MS: How did you become interested in education and in creativity?
MB: My father was an interior designer and my mother strongly encouraged my interest in art. My grandfather loved art and spent hours in the evening drawing with his grandchildren. We didn't have regular art programs in our schools, so as a teenager I took private lessons. Mt interest in teaching started with offering art classes to neighborhood children in the front porch of our house. Through this, I realized that I loved teaching and began to develop a lifelong fascination with ways in which we tell our stories in visual form.
MS: You hold quite a fistful of degrees: a Bachelor's, Master's and Doctoral degree in Education, plus a Bachelor of Fine Arts degree in studio art. What did each of these contribute to your understanding of art and education?
MB: The Bachelor of Education from Nova Scotia College of Art and Design provided the theories and practices necessary for teaching in the Halifax school system. Three years later, I began an off-campus Bachelor of Fine Arts degree from NSCAD that allowed me to study, work and travel overseas. A job at the British Museum of Natural History in London provided an amazing immersion in a rich cultural environment and an expanded my interest in teaching and creativity.
When I returned to Canada, I took a job as an art teacher/coordinator in the local schools and art center of St. Andrews, New Brunswick. This fueled my interest in arts administration and provided a springboard for my work in documentary filmmaking.
I then completed my Master's degree at University of British Columbia, focusing on the challenges K-12 teachers face when teaching creative subjects in which they have little or no background. I taught at education at the Nova Scotia College of Art and Design in Halifax for the next four years before returning to the public school classroom.
An afterschool initiative that I started for newcomers to Fredericton High School in New Brunswick provided the catalyst for my PhD, which I later completed at University of Roehampton, in England. Students from China, Central America, Iran and Singapore came to my art room each week. Together we explored their worlds and shared them openly with each other. From that culturally enriching experience I decided to examine how intercultural understanding can be increased through the exchange and of students’ cultural images. My PhD research resulted in the creation of a provincial art education resource for teaching intercultural understanding, and a teaching position at the University of New Brunswick.
MS: It seems that your current work as an educator and innovator is the culmination of a lifetime devoted to intercultural understanding, art and creativity.
MB: For me, education is the means by which we explore and then expand our creative potential-- and through which we gain cross-cultural understanding. Through an inquiry-based approach, we can also foster a sense of wonder and encourage personal discovery. Professional development in the form of presentations, workshops and hands-on activities can help both the teacher and student grow exponentially.
MS: Please tell us about the Atlantic Centre for Creativity.
MB: ACC fosters collaboration with educational institutions and organizations that embrace a wide range of applications of creativity, including artistic expression, design, innovation and entrepreneurship. Its main goals are to:
support programing and research in creativity
offer a means of connecting through a website and other forms of communication
promote the exchange and sharing of ideas through a yearly event such as a conference, series of workshops, forum or symposium.
Even though it is only four years old, the ACC has been very active.

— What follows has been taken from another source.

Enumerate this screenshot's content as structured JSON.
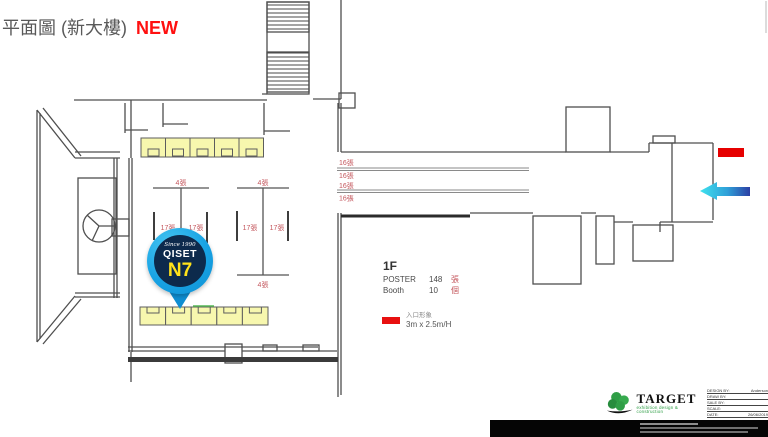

In 2015-16 we organized 26 events related to creativity and innovation. Each member of the committee took responsibility for a certain event. Then, in 2017 we organized the Creative Connection conference at UNB which offered 48 presentations and workshops on creativity, plus keynotes by the Director of Innovation at UBC, an Engineering professor from Calgary and the CBC host from the program on new technologies.
In 2018 the ACC will hold a Creative Connections symposium at Acadia University to continue the rich and varied conversations from the 2017 conference. This event will encourage Atlantic region partnerships and expand involvement. And, we are planning for a potential conference at UNB in 2019. It can further encourage people to share their research and ideas about creativity in its many forms.
MS: We tend to associate creativity with visual art, theatre, music and dance. The ACC approach seems much broader.
MB: I think creativity is a human capacity that needs to be nurtured. It is vital to our growth and well-being but because it is not a good fit with the model of education adhered to for the last 200 years, (which promoted conformity and 'one right answer thinking'), it has been viewed as non-essential.
This emphasis on conformity has resulted in generations of students who graduate thinking they are not creative and have no capacity to become creative. This is unfortunate. Creativity is an approach to learning in which students make new connections and form original thoughts. These thoughts can be in any subject area - not just in the arts where sound, movement and images are dominant.
We know there are basic aspects of learning that can be enhanced through the practice of creativity. I feel that students need to learn through the use of their senses. Teaching them to observe the world and draw what they see are crucial steps in enhancing visual communication skills. They also need to learn through the use of all modes of communication; not just numbers and letters. Sound, movement and image are equally as important as numbers and letters in educating the whole child.
I also think it is crucial to teach them what 'thinking' is and how creative thinking is made up of at least three forms of thinking (divergent, convergent and critical). This changes their perception of creativity as simply being a 'talent ' belonging to very few and can transform it into a fascinating process of exploring new possibilities and asking probing questions.
MS: What are some of the ways you help students expand their ideas?
MB: I encourage my students to explore widely and to learn from their mistakes.
In one assignment they are asked to create a tower in an hour. They are given 16 feet of newsprint and 36 inches of masking tape. They must think about height, strength and aesthetic appeal in the making of their towers. This activity encourages them to think, invent multiple options, test the out, and ask good questions about aesthetics, stability, and construction.
In another assignment four or five-person teams must use their body language as a form of visual expression and visually represent /create, an object such as a sewing machine or a toaster. This lesson focuses on visual communication and how we can convey meaning using the expressive qualities of our bodies. It also encourages them to connect various modes of communication such as image, movement and sound.
In another lesson students are given a theme such as 'walking' and then they have to choose a form of expression and create a play, a poem, a musical, or commercial based on the theme. Variations on a theme helps demonstrate the range of possible answers to any question and encourages students to expand beyond the first solution.
MS: As a start-up, the ACC still has a lot of unrealized potential. What resources are you seeking--and what resources have you already found?
MB: I'd say the steering committee itself is our most valuable resource. It includes faculty members from several different disciplines including science, arts, media, business, entrepreneurship and engineering. We also have community partners and directors from innovation programs and centres across the Atlantic provinces,
Our interdisciplinary approach to creativity is also a great strength. It highlights the breadth of activity that we can identify as "creative" and encourages connections between areas of expertise. As I noted earlier, creativity can drive all sorts of connections and idea generation. It is not limited to the arts.
We are in the process of establishing official status at UNB so that we can employ staff to carry out administrative duties and to manage the major initiative that the ACC organizes each year. There is great interest in the work we are doing, and I look forward to making more connections throughout the Atlantic region.
As the chair of the committee my long-term goals include:
helping to establish the Centre as an official part of a faculty and to encourage more collaboration and interdisciplinary programing in creativity across the University of New Brunswick.
making it more accessible to faculty members and students across the campus and to partners throughout the Atlantic region.
with administrational assistance, promoting more programing, offering additional professional development, raising more funding, and developing more partnerships. I believe that we are poised for the next steps in the ACC's development and as a leading collaborative force in creativity at UNB and in the Atlantic region.